The staff thinks that the evaluation of whether an option provides a material right should consider all relevant transactions with the customer (that is, current, past, and future transactions).
All facts and circumstances, including those that exist outside of the current transaction with a customer, should be considered when evaluating whether a customer option gives rise to a material right. That is, forward-looking factors, such as how a right accumulates over time, should be considered when evaluating whether an existing option gives rise to a material right. Paragraph 606-10-55-42 indicates that when evaluating a discount in a contract, consideration should be given to “discounts typically given for those goods or services to that class of customer in that geographical area or market,” which they state further supports considering facts and circumstances beyond the current transaction with the customer.
To illustrate, consider the examples below. The estimated standalone selling prices used in all examples in this Q&A have been created for illustrative purposes only and are not meant to demonstrate actual standalone selling prices. However, it should be assumed that the standalone selling prices were calculated consistent with the methodologies in Topic 606.
Example 1—Loyalty Program
Entity A has a loyalty program in which its customers accumulate one point for every dollar spent. Points may be exchanged for free products when the customer accumulates enough points. Based on its historical data, Entity A determines that it is likely that its customers will accumulate enough loyalty points to receive a free product. In the current transaction, Customer Y purchases a product from Entity A for $50 and receives 50 loyalty points. Entity A concludes that each loyalty point has a standalone selling price of $0.01.
Entity A would consider whether the loyalty points earned from the current transaction are expected to contribute to a material right that the customer has (or will accumulate). The evaluation would consider that an element of the right granted to Customer Y in the current transaction is the customer’s ability to accumulate loyalty points that will entitle the customer to a free product.
Example 2 —“ Buy three and get one free” program
Entity A offers a program in which customers who have purchased three products over a given period of time may receive a fourth product free. Based on its historical data, Entity A determines that it is likely that its customers will receive a free product.
After a customer purchases the first of the three products, the customer has obtained an option (that is, an escalating right) that allows the customer to receive a free product if the customer chooses to purchase two additional products. Similarly, after the customer purchases the second of the three products, it receives an option that allows the customer to receive a free product if the customer chooses to purchase one additional product. After completion of the third product purchase, the customer has an option to obtain a free product. As a result, the standalone selling price of each option may be different.

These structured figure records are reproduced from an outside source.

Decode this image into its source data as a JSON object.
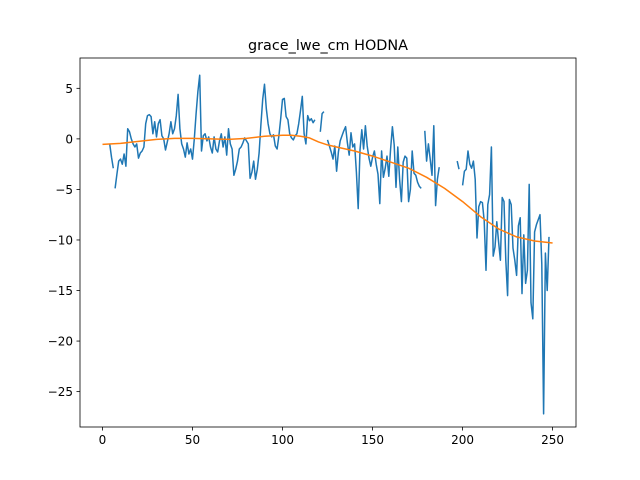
{
  "chart_data": {
    "type": "line",
    "title": "grace_lwe_cm HODNA",
    "xlabel": "",
    "ylabel": "",
    "xlim": [
      -12.5,
      263
    ],
    "ylim": [
      -28.5,
      8
    ],
    "xticks": [
      0,
      50,
      100,
      150,
      200,
      250
    ],
    "yticks": [
      5,
      0,
      -5,
      -10,
      -15,
      -20,
      -25
    ],
    "ytick_labels": [
      "5",
      "0",
      "−5",
      "−10",
      "−15",
      "−20",
      "−25"
    ],
    "grid": false,
    "legend": "none",
    "series": [
      {
        "color": "#1f77b4",
        "points": [
          [
            4,
            -0.5
          ],
          [
            5,
            -1.8
          ],
          [
            6,
            -2.9
          ],
          null,
          [
            7,
            -4.9
          ],
          [
            8,
            -3.5
          ],
          [
            9,
            -2.2
          ],
          [
            10,
            -2.0
          ],
          [
            11,
            -2.5
          ],
          [
            12,
            -1.5
          ],
          [
            13,
            -2.7
          ],
          [
            14,
            1.0
          ],
          [
            15,
            0.7
          ],
          [
            16,
            0.0
          ],
          [
            17,
            -0.5
          ],
          [
            18,
            -0.8
          ],
          [
            19,
            -0.5
          ],
          [
            20,
            -1.9
          ],
          [
            21,
            -1.4
          ],
          [
            22,
            -1.2
          ],
          [
            23,
            -0.8
          ],
          [
            24,
            1.5
          ],
          [
            25,
            2.3
          ],
          [
            26,
            2.4
          ],
          [
            27,
            2.2
          ],
          [
            28,
            0.5
          ],
          [
            29,
            1.7
          ],
          [
            30,
            0.2
          ],
          [
            31,
            1.5
          ],
          [
            32,
            1.9
          ],
          [
            33,
            0.3
          ],
          [
            34,
            0.0
          ],
          [
            35,
            -1.1
          ],
          [
            36,
            -0.3
          ],
          [
            37,
            0.5
          ],
          [
            38,
            1.7
          ],
          [
            39,
            0.5
          ],
          [
            40,
            1.0
          ],
          [
            41,
            2.3
          ],
          [
            42,
            4.4
          ],
          [
            43,
            1.0
          ],
          [
            44,
            -0.5
          ],
          [
            45,
            -1.0
          ],
          [
            46,
            -1.8
          ],
          [
            47,
            -0.4
          ],
          [
            48,
            -1.5
          ],
          [
            49,
            -1.0
          ],
          [
            50,
            -2.0
          ],
          [
            51,
            0.0
          ],
          [
            52,
            2.5
          ],
          [
            53,
            4.7
          ],
          [
            54,
            6.3
          ],
          [
            55,
            -1.2
          ],
          [
            56,
            0.3
          ],
          [
            57,
            0.5
          ],
          [
            58,
            -0.2
          ],
          [
            59,
            0.2
          ],
          [
            60,
            -0.8
          ],
          [
            61,
            -1.4
          ],
          [
            62,
            0.2
          ],
          [
            63,
            -1.0
          ],
          [
            64,
            -1.3
          ],
          [
            65,
            -0.2
          ],
          [
            66,
            0.5
          ],
          [
            67,
            -0.8
          ],
          [
            68,
            0.2
          ],
          [
            69,
            -1.6
          ],
          [
            70,
            1.0
          ],
          [
            71,
            -0.5
          ],
          [
            72,
            -1.0
          ],
          [
            73,
            -3.6
          ],
          [
            74,
            -3.0
          ],
          [
            75,
            -2.2
          ],
          [
            76,
            -1.0
          ],
          [
            77,
            -0.8
          ],
          [
            78,
            -0.4
          ],
          [
            79,
            0.1
          ],
          [
            80,
            -0.2
          ],
          [
            81,
            -0.5
          ],
          [
            82,
            -3.9
          ],
          [
            83,
            -3.3
          ],
          [
            84,
            -2.2
          ],
          [
            85,
            -4.0
          ],
          [
            86,
            -3.0
          ],
          [
            87,
            -1.4
          ],
          [
            88,
            1.4
          ],
          [
            89,
            3.9
          ],
          [
            90,
            5.4
          ],
          [
            91,
            3.0
          ],
          [
            92,
            1.5
          ],
          [
            93,
            0.5
          ],
          [
            94,
            0.2
          ],
          [
            95,
            0.4
          ],
          [
            96,
            -0.7
          ],
          [
            97,
            -1.0
          ],
          [
            98,
            0.3
          ],
          [
            99,
            2.0
          ],
          [
            100,
            3.9
          ],
          [
            101,
            4.0
          ],
          [
            102,
            2.2
          ],
          [
            103,
            1.9
          ],
          [
            104,
            0.5
          ],
          [
            105,
            0.1
          ],
          [
            106,
            -0.1
          ],
          [
            107,
            0.3
          ],
          [
            108,
            0.5
          ],
          [
            109,
            1.5
          ],
          [
            110,
            2.8
          ],
          [
            111,
            4.2
          ],
          [
            112,
            0.5
          ],
          [
            113,
            -0.5
          ],
          [
            114,
            2.3
          ],
          [
            115,
            1.8
          ],
          [
            116,
            2.0
          ],
          [
            117,
            1.6
          ],
          [
            118,
            1.9
          ],
          null,
          [
            121,
            0.7
          ],
          [
            122,
            2.5
          ],
          [
            123,
            2.7
          ],
          null,
          [
            125,
            -0.1
          ],
          [
            126,
            -0.7
          ],
          [
            127,
            -1.3
          ],
          [
            128,
            -2.0
          ],
          [
            129,
            -0.7
          ],
          [
            130,
            -3.2
          ],
          [
            131,
            -1.3
          ],
          [
            132,
            -0.2
          ],
          [
            133,
            0.3
          ],
          [
            134,
            0.8
          ],
          [
            135,
            1.2
          ],
          [
            136,
            -0.4
          ],
          [
            137,
            -1.6
          ],
          [
            138,
            0.6
          ],
          [
            139,
            -0.8
          ],
          [
            140,
            -0.5
          ],
          [
            141,
            -3.3
          ],
          [
            142,
            -6.9
          ],
          [
            143,
            -1.1
          ],
          [
            144,
            0.9
          ],
          [
            145,
            -1.0
          ],
          [
            146,
            1.3
          ],
          [
            147,
            -0.7
          ],
          [
            148,
            -1.9
          ],
          [
            149,
            -2.7
          ],
          [
            150,
            -1.8
          ],
          [
            151,
            -1.2
          ],
          [
            152,
            -2.5
          ],
          [
            153,
            -3.5
          ],
          [
            154,
            -6.4
          ],
          [
            155,
            -1.2
          ],
          [
            156,
            -3.8
          ],
          [
            157,
            -2.9
          ],
          [
            158,
            -1.7
          ],
          [
            159,
            -3.7
          ],
          [
            160,
            -1.0
          ],
          [
            161,
            1.2
          ],
          [
            162,
            -0.6
          ],
          [
            163,
            -4.8
          ],
          [
            164,
            -0.8
          ],
          [
            165,
            -4.0
          ],
          [
            166,
            -6.2
          ],
          [
            167,
            -2.3
          ],
          [
            168,
            -1.7
          ],
          [
            169,
            -1.9
          ],
          [
            170,
            -6.2
          ],
          [
            171,
            -5.0
          ],
          [
            172,
            -1.2
          ],
          [
            173,
            -3.4
          ],
          [
            174,
            -3.6
          ],
          [
            175,
            -4.3
          ],
          [
            176,
            -4.7
          ],
          [
            177,
            -4.9
          ],
          null,
          [
            179,
            0.8
          ],
          [
            180,
            -2.2
          ],
          [
            181,
            -0.5
          ],
          [
            182,
            -2.0
          ],
          [
            183,
            -3.6
          ],
          [
            184,
            1.3
          ],
          [
            185,
            -6.6
          ],
          [
            186,
            -4.0
          ],
          [
            187,
            -2.8
          ],
          null,
          [
            197,
            -2.2
          ],
          [
            198,
            -3.0
          ],
          null,
          [
            200,
            -4.6
          ],
          [
            201,
            -3.2
          ],
          [
            202,
            -3.0
          ],
          [
            203,
            -1.2
          ],
          [
            204,
            -2.5
          ],
          [
            205,
            -2.9
          ],
          [
            206,
            -2.2
          ],
          [
            207,
            -4.0
          ],
          [
            208,
            -9.8
          ],
          [
            209,
            -6.7
          ],
          [
            210,
            -6.2
          ],
          [
            211,
            -6.3
          ],
          [
            212,
            -8.1
          ],
          [
            213,
            -13.0
          ],
          [
            214,
            -6.5
          ],
          [
            215,
            -5.5
          ],
          [
            216,
            -0.8
          ],
          [
            217,
            -11.6
          ],
          [
            218,
            -10.7
          ],
          [
            219,
            -8.2
          ],
          [
            220,
            -10.2
          ],
          [
            221,
            -12.0
          ],
          [
            222,
            -5.8
          ],
          [
            223,
            -6.2
          ],
          [
            224,
            -12.0
          ],
          [
            225,
            -15.5
          ],
          [
            226,
            -6.0
          ],
          [
            227,
            -6.5
          ],
          [
            228,
            -10.8
          ],
          [
            229,
            -12.0
          ],
          [
            230,
            -13.5
          ],
          [
            231,
            -8.6
          ],
          [
            232,
            -7.8
          ],
          [
            233,
            -15.3
          ],
          [
            234,
            -9.5
          ],
          [
            235,
            -14.3
          ],
          [
            236,
            -13.0
          ],
          [
            237,
            -4.5
          ],
          [
            238,
            -16.2
          ],
          [
            239,
            -17.8
          ],
          [
            240,
            -9.2
          ],
          [
            241,
            -8.5
          ],
          [
            242,
            -8.0
          ],
          [
            243,
            -7.5
          ],
          [
            244,
            -12.4
          ],
          [
            245,
            -27.2
          ],
          [
            246,
            -11.3
          ],
          [
            247,
            -15.0
          ],
          [
            248,
            -9.7
          ]
        ]
      },
      {
        "color": "#ff7f0e",
        "points": [
          [
            0,
            -0.55
          ],
          [
            10,
            -0.45
          ],
          [
            20,
            -0.25
          ],
          [
            30,
            -0.05
          ],
          [
            40,
            0.05
          ],
          [
            50,
            0.05
          ],
          [
            60,
            0.0
          ],
          [
            70,
            -0.05
          ],
          [
            80,
            0.05
          ],
          [
            90,
            0.25
          ],
          [
            100,
            0.35
          ],
          [
            105,
            0.35
          ],
          [
            110,
            0.25
          ],
          [
            115,
            0.1
          ],
          [
            120,
            -0.3
          ],
          [
            125,
            -0.6
          ],
          [
            130,
            -0.8
          ],
          [
            140,
            -1.2
          ],
          [
            150,
            -1.7
          ],
          [
            160,
            -2.3
          ],
          [
            170,
            -2.9
          ],
          [
            180,
            -3.8
          ],
          [
            190,
            -4.9
          ],
          [
            200,
            -6.2
          ],
          [
            210,
            -7.7
          ],
          [
            220,
            -8.9
          ],
          [
            230,
            -9.7
          ],
          [
            240,
            -10.1
          ],
          [
            250,
            -10.3
          ]
        ]
      }
    ]
  }
}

Assume that in the current transaction, which is the customer’s first of the three required purchases, Customer Y purchases a product from Entity A at its observable standalone selling price of $6. Entity A concludes that the standalone selling price of the customer option in this transaction is $0.30.
Entity A would consider that Customer Y has in-substance earned one-third of a free product in the current transaction (or in other words, has earned the right to receive one free product if the customer purchases two additional products). Entity A also would consider whether Customer Y is likely to purchase two additional products that will entitle it to a free product.